When a school system draws racial boundary lines and denies entry to qualified students on the basis of race, it doesn’t matter if it’s done in the name of segregation or so-called diversity—it is still wrong, according to one prominent civil rights advocate.
Terrence Roberts, a member of the original “Little Rock Nine” who entered a segregated Arkansas high school under National Guard protection in 1957, appeared in front of a Connecticut parents union Dec. 5, criticizing the local Connecticut school board for instituting blatant racial quotas in its magnet school programs.

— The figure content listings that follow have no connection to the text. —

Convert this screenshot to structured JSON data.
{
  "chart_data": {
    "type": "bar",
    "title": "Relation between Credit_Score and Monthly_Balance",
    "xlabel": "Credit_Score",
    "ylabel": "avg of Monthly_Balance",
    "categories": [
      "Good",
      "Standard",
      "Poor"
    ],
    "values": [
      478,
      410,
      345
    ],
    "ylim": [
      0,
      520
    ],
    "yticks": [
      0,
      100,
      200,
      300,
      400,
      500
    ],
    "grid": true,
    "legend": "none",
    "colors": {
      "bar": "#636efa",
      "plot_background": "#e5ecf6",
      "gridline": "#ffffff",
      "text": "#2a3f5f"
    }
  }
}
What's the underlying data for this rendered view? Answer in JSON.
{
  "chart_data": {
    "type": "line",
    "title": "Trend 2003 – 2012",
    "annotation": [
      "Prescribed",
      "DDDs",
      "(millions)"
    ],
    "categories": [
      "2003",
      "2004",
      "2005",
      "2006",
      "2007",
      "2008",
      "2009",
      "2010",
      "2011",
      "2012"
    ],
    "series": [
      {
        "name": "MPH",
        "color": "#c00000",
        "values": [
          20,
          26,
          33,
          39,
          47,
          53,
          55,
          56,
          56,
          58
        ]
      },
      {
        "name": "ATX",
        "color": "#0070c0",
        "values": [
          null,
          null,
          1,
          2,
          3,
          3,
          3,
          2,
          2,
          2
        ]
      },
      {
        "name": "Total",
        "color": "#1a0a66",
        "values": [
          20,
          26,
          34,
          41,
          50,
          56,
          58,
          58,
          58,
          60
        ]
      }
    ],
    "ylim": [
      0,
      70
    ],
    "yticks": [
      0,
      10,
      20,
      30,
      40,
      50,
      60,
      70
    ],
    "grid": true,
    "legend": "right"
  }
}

Roberts, who has served as a professor of psychology at UCLA and a consultant, focused his ire on a Connecticut state law that mandates a minimum of 25% white and Asian students in the Hartford magnet schools.

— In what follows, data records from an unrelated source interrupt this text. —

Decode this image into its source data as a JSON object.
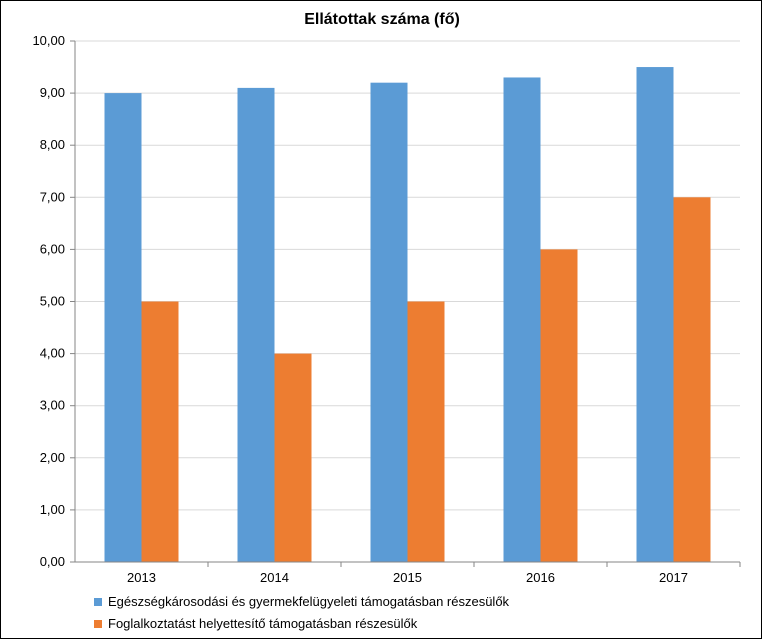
{
  "chart_data": {
    "type": "bar",
    "title": "Ellátottak száma (fő)",
    "categories": [
      "2013",
      "2014",
      "2015",
      "2016",
      "2017"
    ],
    "series": [
      {
        "name": "Egészségkárosodási és gyermekfelügyeleti támogatásban részesülők",
        "values": [
          9.0,
          9.1,
          9.2,
          9.3,
          9.5
        ],
        "color": "#5B9BD5"
      },
      {
        "name": "Foglalkoztatást helyettesítő támogatásban részesülők",
        "values": [
          5.0,
          4.0,
          5.0,
          6.0,
          7.0
        ],
        "color": "#ED7D31"
      }
    ],
    "ylim": [
      0,
      10
    ],
    "yticks": [
      "0,00",
      "1,00",
      "2,00",
      "3,00",
      "4,00",
      "5,00",
      "6,00",
      "7,00",
      "8,00",
      "9,00",
      "10,00"
    ],
    "grid": true,
    "legend": "bottom"
  }
}
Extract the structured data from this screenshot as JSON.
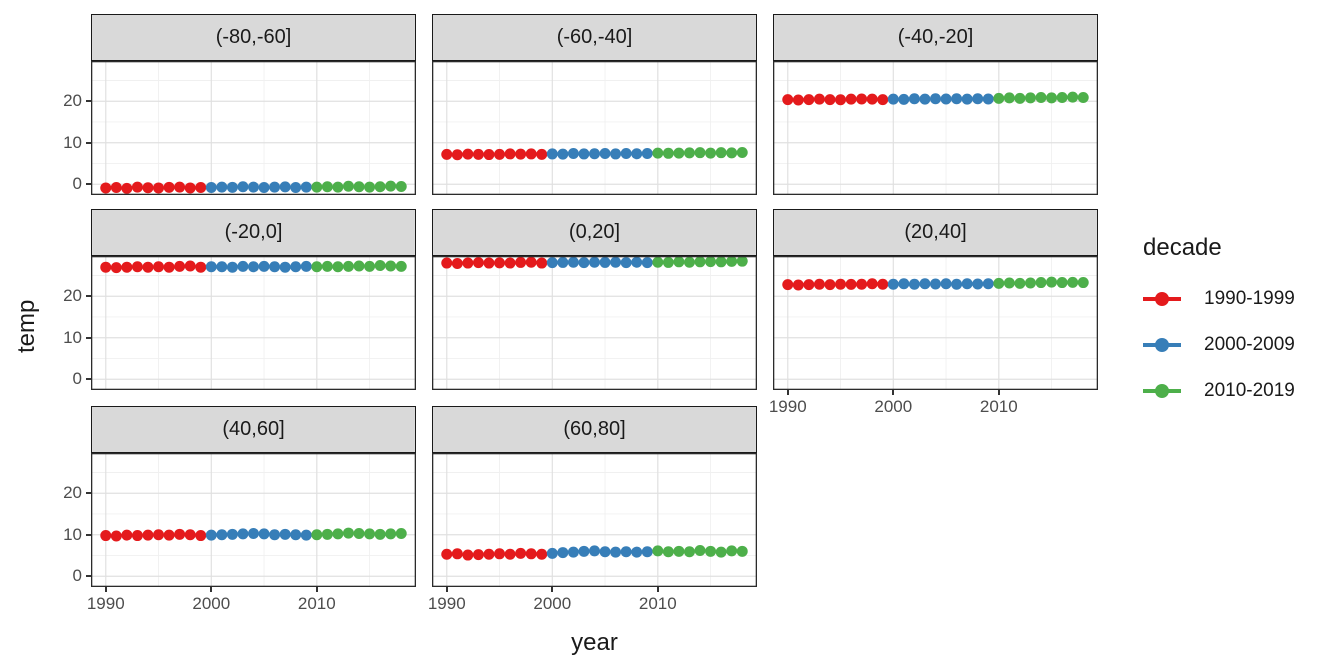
{
  "figure": {
    "x_axis_title": "year",
    "y_axis_title": "temp"
  },
  "legend": {
    "title": "decade",
    "items": [
      {
        "label": "1990-1999",
        "color": "#E41A1C"
      },
      {
        "label": "2000-2009",
        "color": "#377EB8"
      },
      {
        "label": "2010-2019",
        "color": "#4DAF4A"
      }
    ]
  },
  "chart_data": {
    "type": "scatter",
    "title": "",
    "xlabel": "year",
    "ylabel": "temp",
    "legend_title": "decade",
    "legend_position": "right",
    "grid": "major and minor horizontal+vertical gridlines, light grey on white",
    "facet_layout": "3 columns x 3 rows, 8 facets (latitude bands)",
    "x_ticks": [
      1990,
      2000,
      2010
    ],
    "y_ticks": [
      0,
      10,
      20
    ],
    "y_minor_ticks": [
      5,
      15,
      25
    ],
    "x_minor_ticks": [
      1995,
      2005,
      2015
    ],
    "xlim": [
      1988.6,
      2019.4
    ],
    "ylim": [
      -2.6,
      29.7
    ],
    "x": [
      1990,
      1991,
      1992,
      1993,
      1994,
      1995,
      1996,
      1997,
      1998,
      1999,
      2000,
      2001,
      2002,
      2003,
      2004,
      2005,
      2006,
      2007,
      2008,
      2009,
      2010,
      2011,
      2012,
      2013,
      2014,
      2015,
      2016,
      2017,
      2018
    ],
    "color_by": "decade",
    "facets": [
      {
        "label": "(-80,-60]",
        "values": [
          -0.9,
          -0.8,
          -1.0,
          -0.7,
          -0.85,
          -0.9,
          -0.75,
          -0.7,
          -0.9,
          -0.8,
          -0.8,
          -0.7,
          -0.75,
          -0.6,
          -0.7,
          -0.8,
          -0.7,
          -0.65,
          -0.8,
          -0.7,
          -0.7,
          -0.6,
          -0.7,
          -0.5,
          -0.6,
          -0.7,
          -0.6,
          -0.45,
          -0.55
        ]
      },
      {
        "label": "(-60,-40]",
        "values": [
          7.2,
          7.1,
          7.25,
          7.2,
          7.15,
          7.2,
          7.3,
          7.25,
          7.3,
          7.2,
          7.3,
          7.25,
          7.4,
          7.3,
          7.35,
          7.4,
          7.3,
          7.4,
          7.35,
          7.4,
          7.5,
          7.45,
          7.5,
          7.55,
          7.6,
          7.5,
          7.6,
          7.55,
          7.65
        ]
      },
      {
        "label": "(-40,-20]",
        "values": [
          20.4,
          20.3,
          20.4,
          20.5,
          20.4,
          20.35,
          20.5,
          20.55,
          20.5,
          20.4,
          20.5,
          20.45,
          20.6,
          20.5,
          20.6,
          20.55,
          20.6,
          20.5,
          20.6,
          20.55,
          20.7,
          20.8,
          20.7,
          20.8,
          20.9,
          20.8,
          20.9,
          21.0,
          20.9
        ]
      },
      {
        "label": "(-20,0]",
        "values": [
          27.0,
          26.9,
          27.0,
          27.1,
          27.0,
          27.1,
          27.0,
          27.2,
          27.3,
          27.0,
          27.1,
          27.1,
          27.0,
          27.2,
          27.1,
          27.2,
          27.1,
          27.0,
          27.1,
          27.2,
          27.1,
          27.2,
          27.1,
          27.2,
          27.3,
          27.2,
          27.4,
          27.3,
          27.2
        ]
      },
      {
        "label": "(0,20]",
        "values": [
          28.0,
          27.9,
          28.0,
          28.1,
          28.0,
          28.05,
          28.0,
          28.15,
          28.2,
          28.0,
          28.1,
          28.15,
          28.2,
          28.1,
          28.2,
          28.15,
          28.2,
          28.1,
          28.2,
          28.1,
          28.2,
          28.15,
          28.3,
          28.2,
          28.3,
          28.35,
          28.3,
          28.4,
          28.45
        ]
      },
      {
        "label": "(20,40]",
        "values": [
          22.8,
          22.7,
          22.8,
          22.9,
          22.8,
          22.9,
          22.85,
          22.9,
          23.0,
          22.9,
          22.9,
          23.0,
          22.9,
          23.0,
          22.95,
          23.0,
          22.9,
          23.0,
          22.95,
          23.0,
          23.1,
          23.2,
          23.1,
          23.2,
          23.3,
          23.4,
          23.3,
          23.35,
          23.3
        ]
      },
      {
        "label": "(40,60]",
        "values": [
          9.8,
          9.7,
          9.9,
          9.8,
          9.9,
          10.0,
          9.9,
          10.1,
          10.0,
          9.8,
          9.9,
          10.0,
          10.1,
          10.2,
          10.3,
          10.2,
          10.0,
          10.1,
          10.0,
          9.9,
          10.0,
          10.1,
          10.2,
          10.4,
          10.3,
          10.2,
          10.1,
          10.2,
          10.3
        ]
      },
      {
        "label": "(60,80]",
        "values": [
          5.3,
          5.4,
          5.1,
          5.2,
          5.3,
          5.4,
          5.3,
          5.5,
          5.4,
          5.3,
          5.5,
          5.7,
          5.8,
          6.0,
          6.1,
          5.9,
          5.8,
          5.9,
          5.8,
          5.9,
          6.1,
          5.9,
          6.0,
          5.9,
          6.2,
          6.0,
          5.8,
          6.1,
          6.0
        ]
      }
    ]
  },
  "theme": {
    "strip_fill": "#D9D9D9",
    "strip_border": "#1A1A1A",
    "panel_border": "#2B2B2B",
    "grid_major": "#E0E0E0",
    "grid_minor": "#F0F0F0",
    "tick_label_color": "#4D4D4D",
    "text_color": "#1A1A1A",
    "background": "#FFFFFF"
  }
}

“Here in Connecticut, by lumping together whites and Asians, blacks and Hispanics, that’s playing a giant game of ‘Let’s you and him fight,’” he said in an interview with Gwen Samuel, the lead plaintiff in a court case challenging the racial quotas.
Because many Connecticut magnet schools draw primarily black and Hispanic applicants, if too few white and Asian kids enroll, the schools may deny spots in the school for the qualified black and Hispanic students who continue to apply. This creates absurd outcomes in these magnet schools such as empty seats in the school, while qualified black students get stuck on the wait list.